Subsequent to the release of Ordinance dated 16 May 2018 and its implementing Decree dated 1 June 2018, financial institutions and their distribution network shall prepare themselves for the entry into force of the said new rules by 1 October 2018, which essentially impact on:

  • Product governance, in the same manner as the rules in connection with investment services;
  • Remuneration transparency, including the termination of the “advance payment” market practice;
  • Management of conflict of interest; and
  • Training of personnel.

The said institutions would be wise to refer to the EIOPA Q&A released on 11 July 2018 as well as to the ACPR guidance in relation to insurance advice released on 10 July 2018.

3. Fight against money laundering

Pursuant toto the French AML/CFT rules implementing the 4th EU Directive coupled with rules governing freezing of assets, institutions subject to those rules shall be prepared to comply by 1 October 2018 (see our recent alert).
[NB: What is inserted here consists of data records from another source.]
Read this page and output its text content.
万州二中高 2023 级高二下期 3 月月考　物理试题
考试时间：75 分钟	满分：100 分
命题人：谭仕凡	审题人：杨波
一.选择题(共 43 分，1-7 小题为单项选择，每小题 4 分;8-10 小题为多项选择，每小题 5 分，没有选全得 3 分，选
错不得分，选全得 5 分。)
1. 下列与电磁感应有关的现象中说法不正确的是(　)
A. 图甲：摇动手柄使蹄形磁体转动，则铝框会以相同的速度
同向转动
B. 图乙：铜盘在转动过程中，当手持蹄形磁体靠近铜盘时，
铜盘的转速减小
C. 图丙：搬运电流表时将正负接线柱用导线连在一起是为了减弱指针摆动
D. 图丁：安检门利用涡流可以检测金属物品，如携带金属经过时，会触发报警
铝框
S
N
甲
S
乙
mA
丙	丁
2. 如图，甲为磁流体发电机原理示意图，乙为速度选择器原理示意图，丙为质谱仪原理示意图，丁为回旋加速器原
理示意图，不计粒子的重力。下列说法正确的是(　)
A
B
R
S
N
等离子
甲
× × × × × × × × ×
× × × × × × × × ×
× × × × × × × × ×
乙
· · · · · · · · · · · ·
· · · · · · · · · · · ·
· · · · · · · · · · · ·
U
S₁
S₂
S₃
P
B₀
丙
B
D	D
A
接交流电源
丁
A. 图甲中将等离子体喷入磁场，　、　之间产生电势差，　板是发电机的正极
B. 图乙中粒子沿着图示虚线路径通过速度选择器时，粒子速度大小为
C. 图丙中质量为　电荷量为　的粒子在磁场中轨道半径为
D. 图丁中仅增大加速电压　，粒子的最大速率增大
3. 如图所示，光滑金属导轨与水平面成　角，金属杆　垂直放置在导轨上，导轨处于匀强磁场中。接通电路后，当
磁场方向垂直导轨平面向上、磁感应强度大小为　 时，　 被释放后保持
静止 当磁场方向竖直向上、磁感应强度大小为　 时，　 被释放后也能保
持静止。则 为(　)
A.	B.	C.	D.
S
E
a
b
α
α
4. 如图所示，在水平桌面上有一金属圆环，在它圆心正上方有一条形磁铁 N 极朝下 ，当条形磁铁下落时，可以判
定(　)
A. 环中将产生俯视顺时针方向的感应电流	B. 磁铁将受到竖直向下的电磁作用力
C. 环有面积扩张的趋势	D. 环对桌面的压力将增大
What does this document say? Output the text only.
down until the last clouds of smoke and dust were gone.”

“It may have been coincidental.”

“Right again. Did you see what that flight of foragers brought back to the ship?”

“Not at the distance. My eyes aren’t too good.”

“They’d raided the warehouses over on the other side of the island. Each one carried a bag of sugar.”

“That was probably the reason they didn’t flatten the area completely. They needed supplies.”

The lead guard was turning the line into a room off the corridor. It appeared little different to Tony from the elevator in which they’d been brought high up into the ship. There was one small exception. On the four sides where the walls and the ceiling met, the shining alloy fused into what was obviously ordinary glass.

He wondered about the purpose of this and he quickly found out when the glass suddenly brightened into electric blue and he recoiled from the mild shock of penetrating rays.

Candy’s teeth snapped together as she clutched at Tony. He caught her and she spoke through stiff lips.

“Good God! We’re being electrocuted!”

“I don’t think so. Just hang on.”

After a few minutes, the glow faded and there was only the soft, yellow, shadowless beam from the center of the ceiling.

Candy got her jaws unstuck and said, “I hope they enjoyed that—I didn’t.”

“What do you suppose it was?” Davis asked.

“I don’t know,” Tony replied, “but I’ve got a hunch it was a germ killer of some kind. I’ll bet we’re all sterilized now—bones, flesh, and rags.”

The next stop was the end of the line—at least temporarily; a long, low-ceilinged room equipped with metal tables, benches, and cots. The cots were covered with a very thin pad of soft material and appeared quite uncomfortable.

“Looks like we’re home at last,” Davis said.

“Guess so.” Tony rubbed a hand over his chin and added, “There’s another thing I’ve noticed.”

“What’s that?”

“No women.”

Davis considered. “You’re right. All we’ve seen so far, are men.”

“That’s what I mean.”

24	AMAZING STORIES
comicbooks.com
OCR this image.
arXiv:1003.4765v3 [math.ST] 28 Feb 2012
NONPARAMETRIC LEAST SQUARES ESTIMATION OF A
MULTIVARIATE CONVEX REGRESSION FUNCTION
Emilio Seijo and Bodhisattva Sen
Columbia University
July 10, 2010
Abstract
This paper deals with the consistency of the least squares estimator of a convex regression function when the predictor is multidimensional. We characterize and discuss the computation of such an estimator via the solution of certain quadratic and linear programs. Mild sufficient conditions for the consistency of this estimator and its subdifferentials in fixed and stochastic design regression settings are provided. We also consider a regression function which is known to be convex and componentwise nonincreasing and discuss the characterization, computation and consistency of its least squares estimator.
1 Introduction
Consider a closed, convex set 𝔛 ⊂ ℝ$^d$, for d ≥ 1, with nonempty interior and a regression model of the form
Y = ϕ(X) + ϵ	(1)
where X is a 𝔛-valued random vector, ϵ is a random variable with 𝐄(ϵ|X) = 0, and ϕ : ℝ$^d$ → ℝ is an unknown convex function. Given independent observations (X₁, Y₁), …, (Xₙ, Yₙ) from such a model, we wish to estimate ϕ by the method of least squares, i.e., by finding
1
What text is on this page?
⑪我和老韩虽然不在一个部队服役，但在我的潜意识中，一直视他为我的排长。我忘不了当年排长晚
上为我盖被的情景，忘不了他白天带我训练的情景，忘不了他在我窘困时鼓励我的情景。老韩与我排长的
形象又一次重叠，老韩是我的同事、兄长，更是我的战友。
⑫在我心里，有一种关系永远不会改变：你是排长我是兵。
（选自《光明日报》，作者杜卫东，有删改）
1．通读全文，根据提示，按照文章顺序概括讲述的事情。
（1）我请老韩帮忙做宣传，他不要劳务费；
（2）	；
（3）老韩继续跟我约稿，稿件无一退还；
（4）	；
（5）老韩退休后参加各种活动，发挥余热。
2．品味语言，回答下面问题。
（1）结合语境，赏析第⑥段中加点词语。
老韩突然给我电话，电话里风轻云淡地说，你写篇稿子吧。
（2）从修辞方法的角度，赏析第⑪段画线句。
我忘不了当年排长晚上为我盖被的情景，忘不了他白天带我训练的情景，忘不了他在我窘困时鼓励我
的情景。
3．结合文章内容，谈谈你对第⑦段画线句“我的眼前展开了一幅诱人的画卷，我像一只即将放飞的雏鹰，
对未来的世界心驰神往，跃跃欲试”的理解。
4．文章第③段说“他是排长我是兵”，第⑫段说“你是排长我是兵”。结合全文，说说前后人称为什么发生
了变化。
Whilst some expected amendments to existing rules are due to be released soon, of ample benefit might be consulting more remote laws some of them highlighted below.

3.1 Impact of the 5th AML/CFT Directive released in the OJEU on 19 June 2018

Some of the recent changes to French regulations go along the lines of the 5th AML/CFT Directive, among which one may mention the following:

  • AML/CFT vigilance for intermediaries of virtual currencies, including the registration requirement for virtual currency exchange platforms and virtual currency custodian wallet providers;
  • Reinforcing of consolidated AML/CFT supervision at group level, alike what French law already provides;
  • Lowering the threshold under which no identification is requirement for e-money to €150;
  • Client ID verification through electronic identification means offering a high level of guarantee within the meaning of eIDAS regulation, applicable in France as of 1 October 2018.
  • Details on the enhanced vigilance measures to be applied to correspondent banking transactions;
  • Harmonization of enhanced vigilance measures in relation to business relationship or transactions involving countries whose AML/CFT laws are deficient and which are placed on the black lists of the European Union.

3.2 Recent decisions from the ACPR sanctioning committee on AML/CFT matters

Decisions rendered by the ACPR sanctioning body always proves to be very educational and allows not only to improve internal procedures but also to better anticipate possible audits from the regulator (ACPR).

3.3 ACPR and AMF Guidelines

While recent publications occurred in 2018 and even in July 2018, one may expect an entire renewal of the guidelines and other sectorial recommendations by year-end 2018; after which it will be advisable to review internal procedures accordingly.

For example, the recent update of the sectorial guidelines on the AML/CFT vigilance in relation to clients exercising their right to open a bank account. The update clarified the balance between the core right of a private individual to open a bank account is not outweighed by the right of the bank not to open it when it cannot identify the private individual in a satisfactorily manner under the required AML/CFT vigilance.

3.4 FATF Publication of 29 June 2018 on grey/black lists

During its plenary meeting in June 2018, the Financial Action Task Force (FATF) updated its recommendations on the implementation of measures with respect to jurisdictions that have strategic deficiencies, including those countries:

  • subject to a FATF call on its members and other jurisdictions to apply counter-measures;
  • subject to a FATF call on its members and other jurisdictions to apply enhanced due diligence measures proportionate to the risks arising from the jurisdictions; and
  • whose regulations or their implementation evidenced strategic deficiencies.

In the business relationships implying each of these three categories of countries (the listed countries changed a little), the consequences attached to the business relationship are different, ranging from the initiation enhanced measures for the suspicion of transaction reports to the necessity to conduct enhanced due diligence measures with respect to business relationship and transactions involving such territories.